The concentration of 5-HT found to saturate the 5-HT response of posterior midgut in the present study (10⁻⁷ mol l⁻¹) is the same as that previously reported in hemolymph of larval A. aegypti (Clark and Bradley, 1997) and is sufficient to stimulate Malpighian tubule fluid and ion secretion rates (Clark and Bradley, 1996). It seems unlikely that a regulated mechanism would operate under normal conditions at its maximal rate, rather than at a rate near the midpoint of the concentration–response curve, since this would leave no scope for increases in rate. It is also intriguing that the 5-HT concentration–response curve of Malpighian tubules (Clark and Bradley, 1996) begins at the same low concentration yet is saturated at a 10-fold greater 5-HT concentration than is that of the posterior stomach. It should be noted, however, that the larvae used by Clark and Bradley (1996, 1997) were raised in 2 % sea water, while those used in the present study were raised in distilled water, and hemolymphal 5-HT concentrations increase in response to increases in ambient salinity (Clark and Bradley, 1997). In addition, the larvae used by Clark and Bradley (1996, 1997) and in the present study were of different strains. Whatever the causes of the differences in concentration-responsiveness of midgut and Malpighian tubules in these studies, the activation of midgut ion transport by concentrations of 5-HT known to circulate in the hemolymph (Clark and Bradley, 1997) and to stimulate Malpighian tubule ion and fluid secretion rates (Clark and Bradley, 1996, 1997) suggests that the actions of the midgut and the Malpighian tubules are coordinated by hemolymphal 5-HT in vivo. While the exact biological role of this coordination is unknown, it presumably involves regulation of some aspect of hemolymph composition. Since hemolymphal 5-HT concentrations increase with ambient salinity (Clark and Bradley, 1997), the integration of ion transport by the midgut and Malpighian tubules to regulate hemolymphal ionic composition is an obvious possibility.

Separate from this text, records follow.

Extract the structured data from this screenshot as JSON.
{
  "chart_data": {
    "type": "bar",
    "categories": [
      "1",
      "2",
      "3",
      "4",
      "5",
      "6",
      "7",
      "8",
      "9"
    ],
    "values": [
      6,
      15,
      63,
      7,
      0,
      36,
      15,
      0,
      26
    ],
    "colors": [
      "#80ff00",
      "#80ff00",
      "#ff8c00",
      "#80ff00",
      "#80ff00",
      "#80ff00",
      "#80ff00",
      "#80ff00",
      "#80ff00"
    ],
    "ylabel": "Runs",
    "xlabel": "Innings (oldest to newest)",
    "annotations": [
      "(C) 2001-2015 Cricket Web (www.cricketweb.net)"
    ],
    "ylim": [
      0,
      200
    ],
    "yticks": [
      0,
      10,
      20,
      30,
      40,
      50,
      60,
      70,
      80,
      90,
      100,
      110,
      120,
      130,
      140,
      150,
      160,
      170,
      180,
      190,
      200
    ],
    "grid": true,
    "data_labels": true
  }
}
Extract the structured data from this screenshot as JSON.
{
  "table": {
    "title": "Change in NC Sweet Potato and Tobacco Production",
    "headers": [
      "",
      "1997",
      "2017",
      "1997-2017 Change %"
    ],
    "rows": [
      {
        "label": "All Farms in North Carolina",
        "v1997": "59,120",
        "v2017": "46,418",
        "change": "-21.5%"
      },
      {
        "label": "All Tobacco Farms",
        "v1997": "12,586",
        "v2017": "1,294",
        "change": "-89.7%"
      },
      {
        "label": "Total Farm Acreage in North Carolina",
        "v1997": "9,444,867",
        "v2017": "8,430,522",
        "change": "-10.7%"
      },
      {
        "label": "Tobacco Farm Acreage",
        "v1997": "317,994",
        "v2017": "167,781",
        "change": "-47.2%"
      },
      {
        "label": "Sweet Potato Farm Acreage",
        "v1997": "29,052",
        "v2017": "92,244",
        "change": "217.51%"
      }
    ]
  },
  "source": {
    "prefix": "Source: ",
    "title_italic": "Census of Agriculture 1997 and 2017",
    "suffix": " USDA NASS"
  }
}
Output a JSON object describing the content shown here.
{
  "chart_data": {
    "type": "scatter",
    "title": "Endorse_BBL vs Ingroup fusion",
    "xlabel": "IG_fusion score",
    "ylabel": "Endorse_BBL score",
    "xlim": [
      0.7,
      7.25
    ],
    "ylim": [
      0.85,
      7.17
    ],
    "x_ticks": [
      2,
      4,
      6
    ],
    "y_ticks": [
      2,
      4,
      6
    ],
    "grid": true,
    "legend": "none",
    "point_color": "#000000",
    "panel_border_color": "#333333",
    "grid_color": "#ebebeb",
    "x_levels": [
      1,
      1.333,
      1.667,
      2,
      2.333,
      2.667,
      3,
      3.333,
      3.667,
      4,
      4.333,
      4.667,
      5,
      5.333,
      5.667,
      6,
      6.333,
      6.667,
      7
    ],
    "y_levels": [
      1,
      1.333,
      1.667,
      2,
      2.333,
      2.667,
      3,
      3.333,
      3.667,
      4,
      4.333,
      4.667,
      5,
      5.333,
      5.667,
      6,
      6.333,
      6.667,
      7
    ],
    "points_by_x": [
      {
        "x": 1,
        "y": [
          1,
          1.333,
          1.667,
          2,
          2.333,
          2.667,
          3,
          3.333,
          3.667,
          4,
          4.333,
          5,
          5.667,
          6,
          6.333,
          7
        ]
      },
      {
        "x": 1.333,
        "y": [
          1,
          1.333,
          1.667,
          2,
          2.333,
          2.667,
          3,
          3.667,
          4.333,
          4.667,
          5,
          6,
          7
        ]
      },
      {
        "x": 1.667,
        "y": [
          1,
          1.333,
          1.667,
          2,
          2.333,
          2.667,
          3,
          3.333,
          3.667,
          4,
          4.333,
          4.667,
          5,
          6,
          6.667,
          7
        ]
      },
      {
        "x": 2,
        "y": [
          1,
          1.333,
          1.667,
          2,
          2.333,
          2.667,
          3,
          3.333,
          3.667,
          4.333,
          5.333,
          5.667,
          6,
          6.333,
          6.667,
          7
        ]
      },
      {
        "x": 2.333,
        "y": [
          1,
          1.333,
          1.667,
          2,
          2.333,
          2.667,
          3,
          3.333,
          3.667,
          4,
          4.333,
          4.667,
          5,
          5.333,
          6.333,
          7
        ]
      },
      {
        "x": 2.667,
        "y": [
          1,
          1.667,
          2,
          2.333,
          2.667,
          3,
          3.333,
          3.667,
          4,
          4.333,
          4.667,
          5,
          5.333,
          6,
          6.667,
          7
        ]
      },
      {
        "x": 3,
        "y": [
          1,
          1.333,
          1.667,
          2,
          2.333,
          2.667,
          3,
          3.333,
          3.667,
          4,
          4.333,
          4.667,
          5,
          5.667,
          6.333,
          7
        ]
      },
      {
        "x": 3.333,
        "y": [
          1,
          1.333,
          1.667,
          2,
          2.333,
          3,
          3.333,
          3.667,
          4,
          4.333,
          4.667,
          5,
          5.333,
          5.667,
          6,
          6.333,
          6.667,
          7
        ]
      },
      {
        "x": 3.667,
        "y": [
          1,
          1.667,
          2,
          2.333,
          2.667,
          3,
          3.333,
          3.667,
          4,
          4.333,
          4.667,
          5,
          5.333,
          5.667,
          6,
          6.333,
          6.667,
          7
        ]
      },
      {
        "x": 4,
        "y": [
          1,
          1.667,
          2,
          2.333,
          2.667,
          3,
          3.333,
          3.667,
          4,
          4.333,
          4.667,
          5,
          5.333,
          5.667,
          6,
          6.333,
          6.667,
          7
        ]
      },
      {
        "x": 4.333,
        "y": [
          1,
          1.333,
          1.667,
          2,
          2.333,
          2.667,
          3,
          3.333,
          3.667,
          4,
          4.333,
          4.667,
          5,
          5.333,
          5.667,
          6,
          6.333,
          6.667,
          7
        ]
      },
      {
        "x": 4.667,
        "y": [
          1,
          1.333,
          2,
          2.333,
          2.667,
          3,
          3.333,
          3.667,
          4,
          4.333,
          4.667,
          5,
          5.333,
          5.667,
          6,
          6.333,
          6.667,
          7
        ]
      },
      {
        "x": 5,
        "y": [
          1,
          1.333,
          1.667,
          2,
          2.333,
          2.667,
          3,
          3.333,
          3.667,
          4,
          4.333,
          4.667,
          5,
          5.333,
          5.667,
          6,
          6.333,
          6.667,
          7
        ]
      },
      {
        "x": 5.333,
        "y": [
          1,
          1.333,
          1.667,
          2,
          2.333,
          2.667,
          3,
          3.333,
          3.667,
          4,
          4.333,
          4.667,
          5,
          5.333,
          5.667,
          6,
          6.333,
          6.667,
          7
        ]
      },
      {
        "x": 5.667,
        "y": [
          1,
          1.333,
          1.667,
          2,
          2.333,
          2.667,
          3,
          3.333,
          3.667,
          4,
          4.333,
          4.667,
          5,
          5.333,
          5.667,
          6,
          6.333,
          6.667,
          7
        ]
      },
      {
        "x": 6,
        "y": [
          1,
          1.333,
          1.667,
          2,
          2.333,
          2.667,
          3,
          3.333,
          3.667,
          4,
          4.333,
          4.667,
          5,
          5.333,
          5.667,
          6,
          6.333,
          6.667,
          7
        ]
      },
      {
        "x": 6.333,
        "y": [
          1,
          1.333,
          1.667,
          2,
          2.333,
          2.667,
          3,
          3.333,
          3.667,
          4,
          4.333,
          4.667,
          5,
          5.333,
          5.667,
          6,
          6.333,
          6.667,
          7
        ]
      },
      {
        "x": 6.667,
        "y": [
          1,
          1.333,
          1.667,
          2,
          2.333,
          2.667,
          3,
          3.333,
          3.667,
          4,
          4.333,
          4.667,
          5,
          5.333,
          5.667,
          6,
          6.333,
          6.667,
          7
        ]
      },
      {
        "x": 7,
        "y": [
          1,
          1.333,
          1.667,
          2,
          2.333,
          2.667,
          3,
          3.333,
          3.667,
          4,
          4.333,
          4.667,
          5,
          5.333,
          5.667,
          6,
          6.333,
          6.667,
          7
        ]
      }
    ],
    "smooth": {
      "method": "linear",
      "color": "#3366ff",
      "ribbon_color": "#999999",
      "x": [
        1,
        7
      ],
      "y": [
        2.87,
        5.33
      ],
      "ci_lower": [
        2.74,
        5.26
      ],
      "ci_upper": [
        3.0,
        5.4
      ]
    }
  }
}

The anterior midgut of larval nematoceran Diptera (including mosquitoes) and larval Lepidoptera is characterized by a high luminal pH (Dadd, 1975; Dow, 1986). An analysis of the phylogenetic occurrence of larval midgut alkalization suggests that this trait may have arisen in the common ancestor of the mosquitoes and the Lepidoptera (T. M. Clark, unpublished observations). In any case, the shared trait of midgut alkalization and the phylogenetic closeness of mosquitoes and Lepidoptera suggest that ion transport in the anterior stomach of the mosquito may resemble that in the intensively studied midgut of larval Lepidoptera (for reviews, see Klein et al., 1996; Dow, 1986). This is clearly not the case for the primary motive force of these epithelia, as the lumen-negative TEP of A. aegypti anterior stomach must be generated by fundamentally different mechanisms from those that generate the lumen-positive TEP of the lepidopteran midgut.

This research was supported by NRICGP grant 97-35302-4919 to T.M.C. The authors would like to express their thanks to Donald Fisher and Cora E. Cash-Clark for help with digital images, and to Mark Klowden and Gail DeSantis for eggs.